Explanation: When you run this script, you’ll observe how the agent correctly remembers Alice’s name within session user123 but treats Bob in session user456 as a new user. This demonstrates effective short-term conversational memory managed by RunnableWithMessageHistory.

2. AutoGen - Agent Conversation History

AutoGen agents inherently manage their own conversation history. When agents chat, all messages are automatically recorded, forming their short-term memory for that specific interaction.

Step 1: Set up LLM configuration and create agents. Create a file named autogen_memory_example.py.

# autogen_memory_example.py
import autogen
import os

# Set your OpenAI API key as an environment variable
# os.environ["OPENAI_API_KEY"] = "YOUR_API_KEY"
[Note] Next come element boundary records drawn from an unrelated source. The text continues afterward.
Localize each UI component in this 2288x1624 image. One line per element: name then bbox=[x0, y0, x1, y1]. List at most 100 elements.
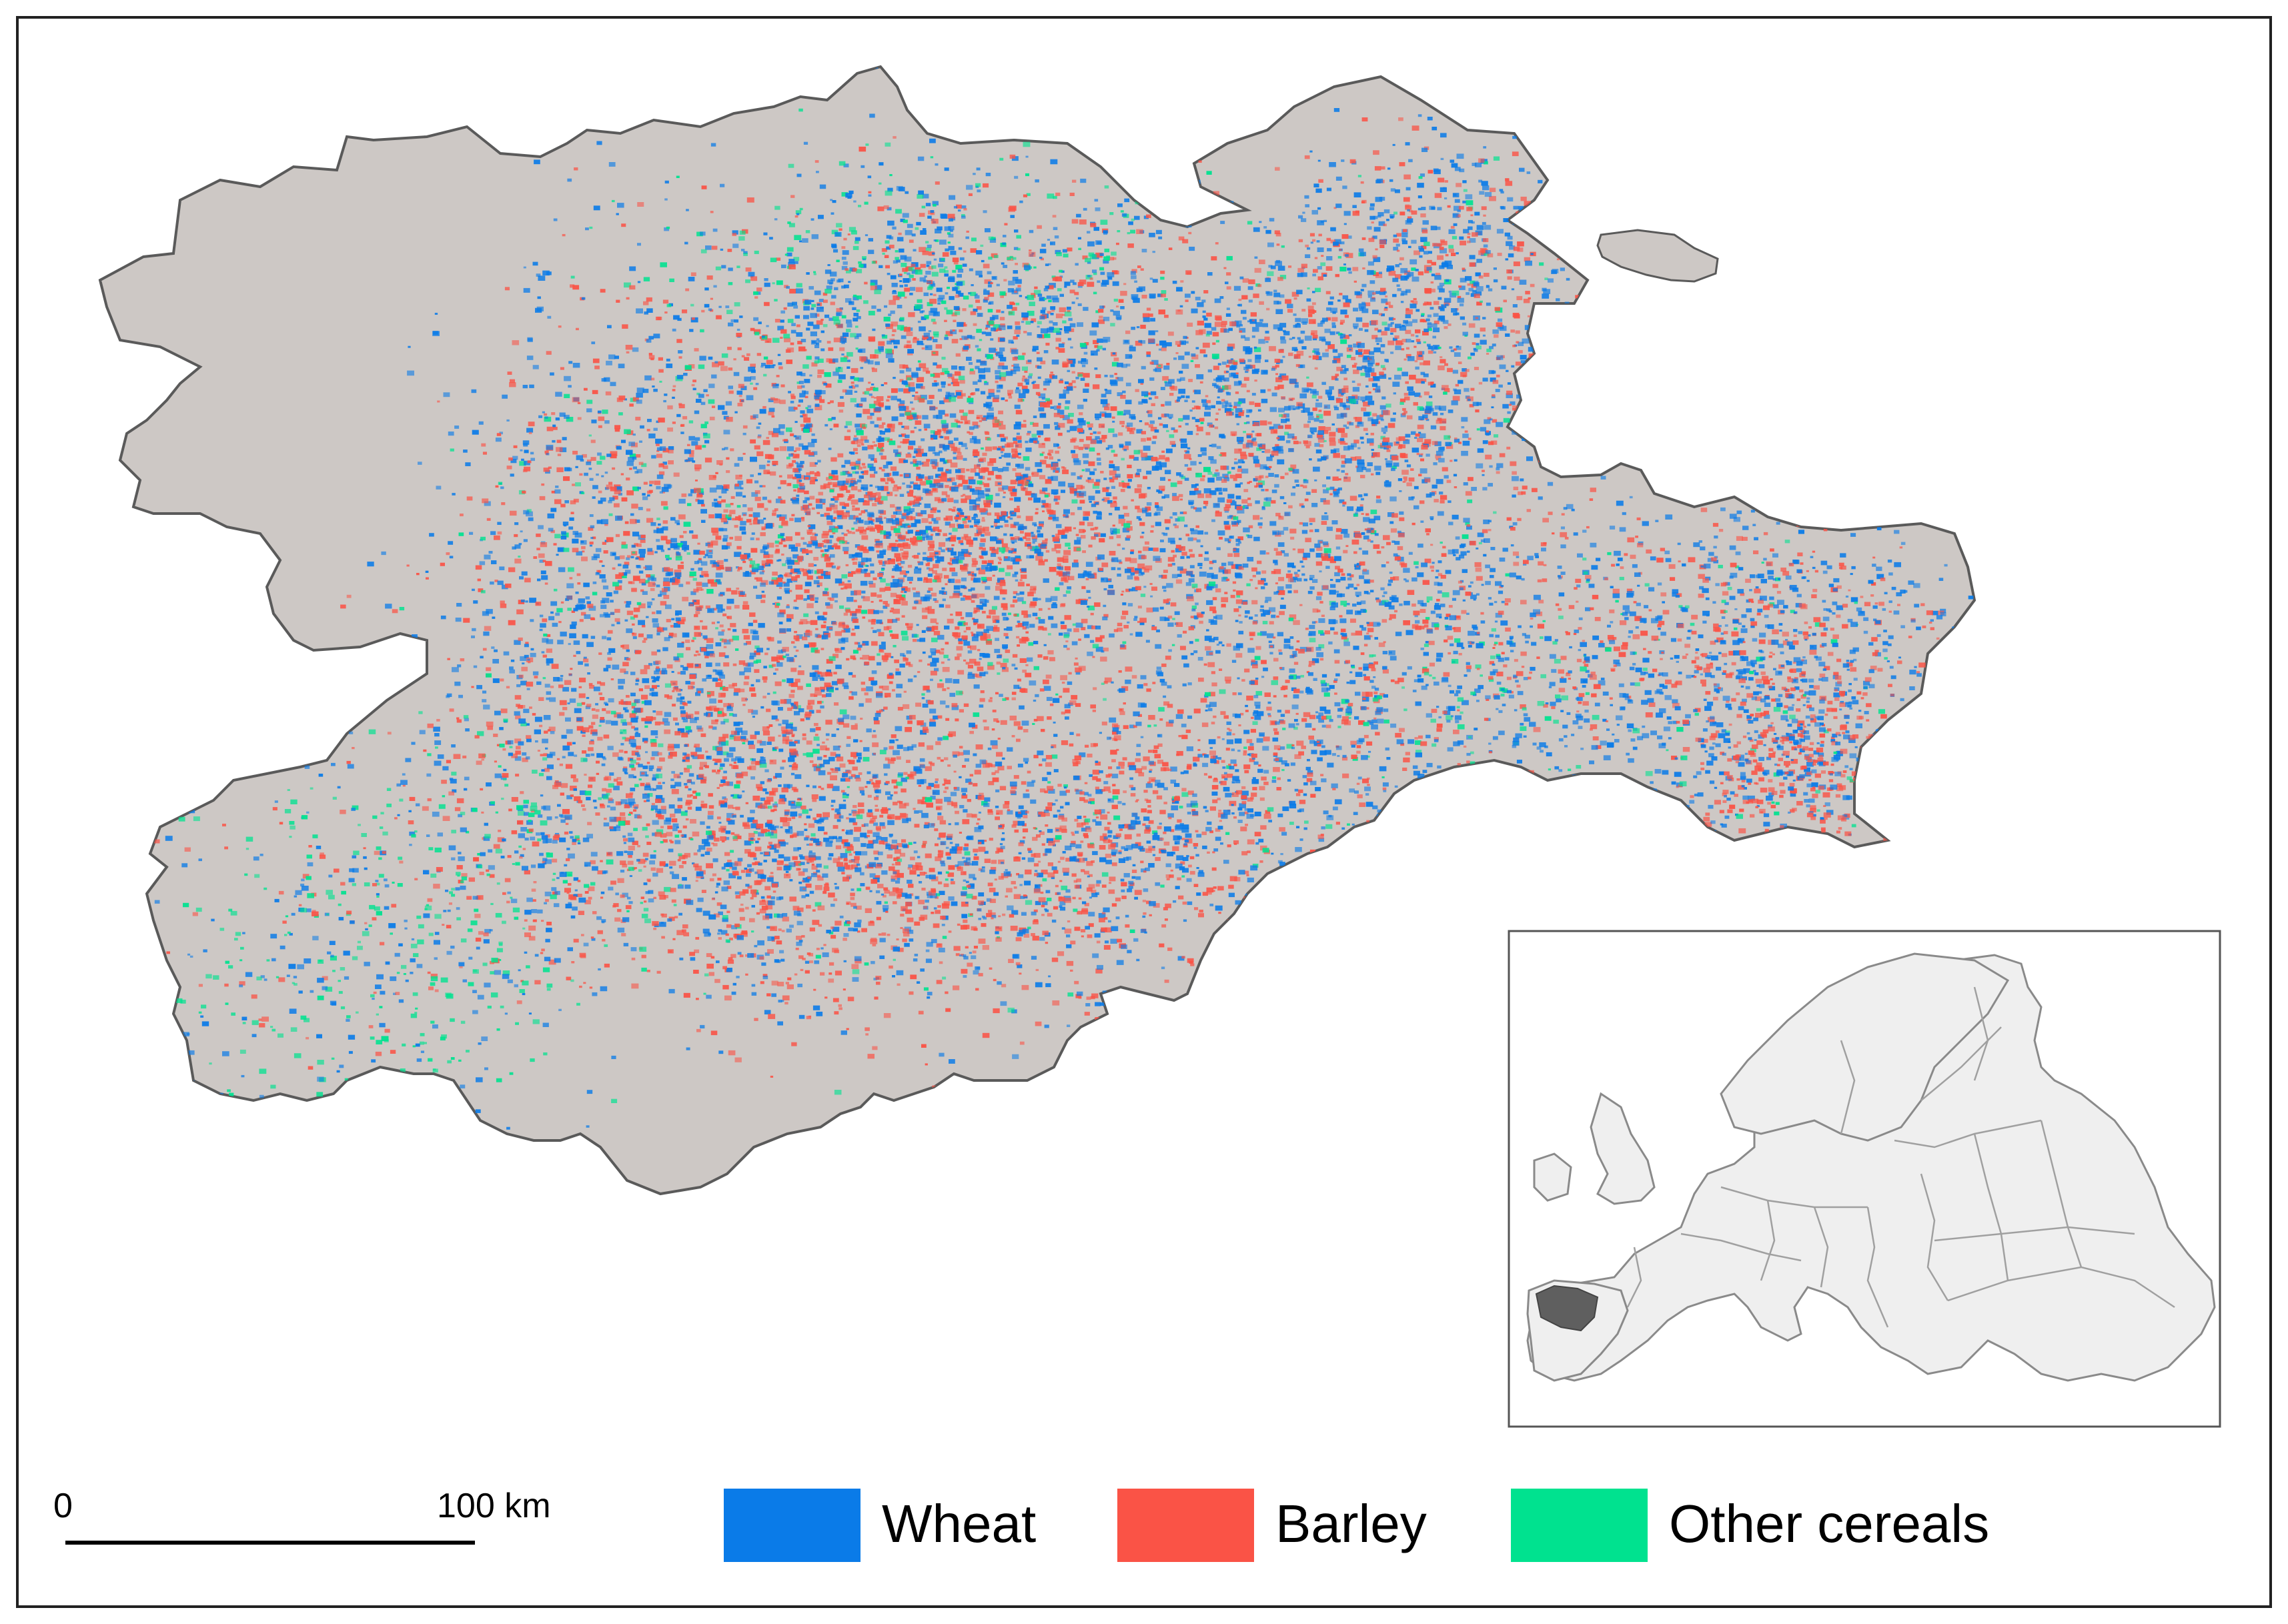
crop-pixel bbox=[1307, 287, 1310, 289]
crop-pixel bbox=[1129, 345, 1133, 348]
crop-pixel bbox=[1237, 459, 1244, 464]
crop-pixel bbox=[769, 365, 774, 369]
crop-pixel bbox=[1340, 369, 1347, 374]
crop-pixel bbox=[1134, 215, 1140, 220]
crop-pixel bbox=[783, 544, 787, 548]
crop-pixel bbox=[1474, 349, 1478, 352]
crop-pixel bbox=[802, 542, 807, 545]
crop-pixel bbox=[916, 466, 921, 470]
crop-pixel bbox=[968, 589, 972, 592]
crop-pixel bbox=[903, 438, 910, 444]
crop-pixel bbox=[1507, 382, 1511, 385]
crop-pixel bbox=[1041, 505, 1045, 508]
crop-pixel bbox=[826, 669, 831, 674]
crop-pixel bbox=[985, 494, 993, 500]
crop-pixel bbox=[1462, 322, 1467, 325]
crop-pixel bbox=[777, 486, 781, 490]
crop-pixel bbox=[1296, 351, 1304, 356]
crop-pixel bbox=[1137, 469, 1141, 472]
crop-pixel bbox=[781, 538, 786, 541]
crop-pixel bbox=[787, 560, 794, 565]
crop-pixel bbox=[1092, 484, 1100, 489]
crop-pixel bbox=[963, 622, 968, 626]
crop-pixel bbox=[1253, 347, 1261, 352]
crop-pixel bbox=[907, 678, 913, 682]
crop-pixel bbox=[1358, 303, 1366, 309]
crop-pixel bbox=[1038, 436, 1041, 438]
crop-pixel bbox=[809, 594, 815, 598]
crop-pixel bbox=[858, 561, 864, 566]
crop-pixel bbox=[749, 523, 752, 526]
crop-pixel bbox=[761, 526, 766, 530]
crop-pixel bbox=[1438, 346, 1442, 349]
crop-pixel bbox=[892, 568, 896, 572]
crop-pixel bbox=[1458, 379, 1464, 384]
crop-pixel bbox=[933, 715, 939, 720]
crop-pixel bbox=[846, 530, 849, 532]
crop-pixel bbox=[846, 366, 850, 369]
crop-pixel bbox=[919, 398, 925, 403]
crop-pixel bbox=[813, 478, 816, 481]
crop-pixel bbox=[1295, 323, 1301, 328]
crop-pixel bbox=[1195, 507, 1202, 512]
crop-pixel bbox=[1117, 377, 1123, 381]
crop-pixel bbox=[830, 498, 834, 501]
crop-pixel bbox=[857, 377, 864, 382]
crop-pixel bbox=[926, 459, 930, 462]
crop-pixel bbox=[939, 450, 943, 454]
crop-pixel bbox=[848, 494, 855, 498]
crop-pixel bbox=[870, 570, 875, 574]
crop-pixel bbox=[690, 591, 696, 596]
crop-pixel bbox=[1312, 321, 1315, 323]
crop-pixel bbox=[726, 457, 730, 460]
crop-pixel bbox=[922, 615, 928, 620]
crop-pixel bbox=[852, 613, 857, 617]
crop-pixel bbox=[1051, 548, 1057, 552]
crop-pixel bbox=[1229, 405, 1233, 408]
crop-pixel bbox=[1245, 370, 1249, 373]
crop-pixel bbox=[1305, 204, 1309, 207]
crop-pixel bbox=[1106, 403, 1110, 406]
crop-pixel bbox=[957, 622, 963, 626]
crop-pixel bbox=[824, 574, 830, 580]
crop-pixel bbox=[802, 549, 808, 554]
crop-pixel bbox=[838, 582, 844, 586]
crop-pixel bbox=[887, 492, 893, 496]
crop-pixel bbox=[969, 658, 977, 664]
crop-pixel bbox=[895, 532, 901, 536]
crop-pixel bbox=[1031, 318, 1037, 322]
crop-pixel bbox=[1075, 376, 1079, 379]
crop-pixel bbox=[1153, 369, 1157, 371]
crop-pixel bbox=[799, 483, 804, 487]
crop-pixel bbox=[1425, 405, 1433, 411]
crop-pixel bbox=[916, 383, 923, 389]
crop-pixel bbox=[1226, 255, 1233, 261]
crop-pixel bbox=[933, 488, 937, 492]
crop-pixel bbox=[955, 626, 960, 630]
crop-pixel bbox=[802, 414, 808, 418]
crop-pixel bbox=[1448, 410, 1454, 414]
crop-pixel bbox=[960, 617, 965, 620]
crop-pixel bbox=[720, 365, 728, 371]
crop-pixel bbox=[1137, 508, 1143, 513]
crop-pixel bbox=[1241, 506, 1245, 508]
crop-pixel bbox=[1059, 293, 1064, 297]
crop-pixel bbox=[864, 494, 869, 498]
crop-pixel bbox=[929, 406, 936, 411]
crop-pixel bbox=[1001, 454, 1005, 458]
crop-pixel bbox=[1054, 496, 1061, 500]
crop-pixel bbox=[1093, 339, 1099, 344]
crop-pixel bbox=[742, 425, 748, 429]
crop-pixel bbox=[1191, 354, 1199, 359]
crop-pixel bbox=[925, 345, 933, 350]
crop-pixel bbox=[1494, 434, 1499, 438]
crop-pixel bbox=[807, 525, 811, 528]
crop-pixel bbox=[855, 529, 860, 532]
crop-pixel bbox=[909, 508, 915, 512]
crop-pixel bbox=[933, 373, 941, 378]
crop-pixel bbox=[975, 365, 980, 369]
crop-pixel bbox=[998, 410, 1003, 415]
crop-pixel bbox=[1515, 361, 1522, 366]
crop-pixel bbox=[1420, 458, 1424, 462]
crop-pixel bbox=[1125, 330, 1131, 334]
# Configuration for the LLM
# autogen.config_list_from_json is a common way to load configs.
# Ensure you have an OAI_CONFIG_LIST file or environment variable set up.
# Example OAI_CONFIG_LIST content:
# [
#     {
#         "model": "gpt-4o",
#         "api_key": "YOUR_OPENAI_API_KEY"
#     }
# ]
config_list = autogen.config_list_from_json(
    "OAI_CONFIG_LIST",
    filter_dict={
        "model": ["gpt-4o", "gpt-4-turbo", "gpt-3.5-turbo"], # Prioritizing gpt-4o for 2026-03-20
    },
)

# 1. Create a User Proxy Agent
# This agent represents the human user and can execute code.
user_proxy = autogen.UserProxyAgent(
    name="Admin",
    system_message="A human admin. Interact with the Planner to review the plan and provide feedback.",
    code_execution_config={"last_n_messages": 2, "work_dir": "planning"}, # For tool execution context
    human_input_mode="NEVER", # For demonstration, set to NEVER for automatic flow
    llm_config={"config_list": config_list},
)

# 2. Create an Assistant Agent
# This agent is designed to plan tasks.
planner = autogen.AssistantAgent(
    name="Planner",
    system_message="You are a helpful AI assistant that plans tasks.",
    llm_config={"config_list": config_list},
)

print("AutoGen agents created.")

Explanation: We define two agents, a UserProxyAgent (representing a human interface) and an AssistantAgent (our planner). The llm_config connects them to our LLM provider.

Step 2: Initiate a chat and observe history. Now, let’s have them talk and then inspect their internal memory.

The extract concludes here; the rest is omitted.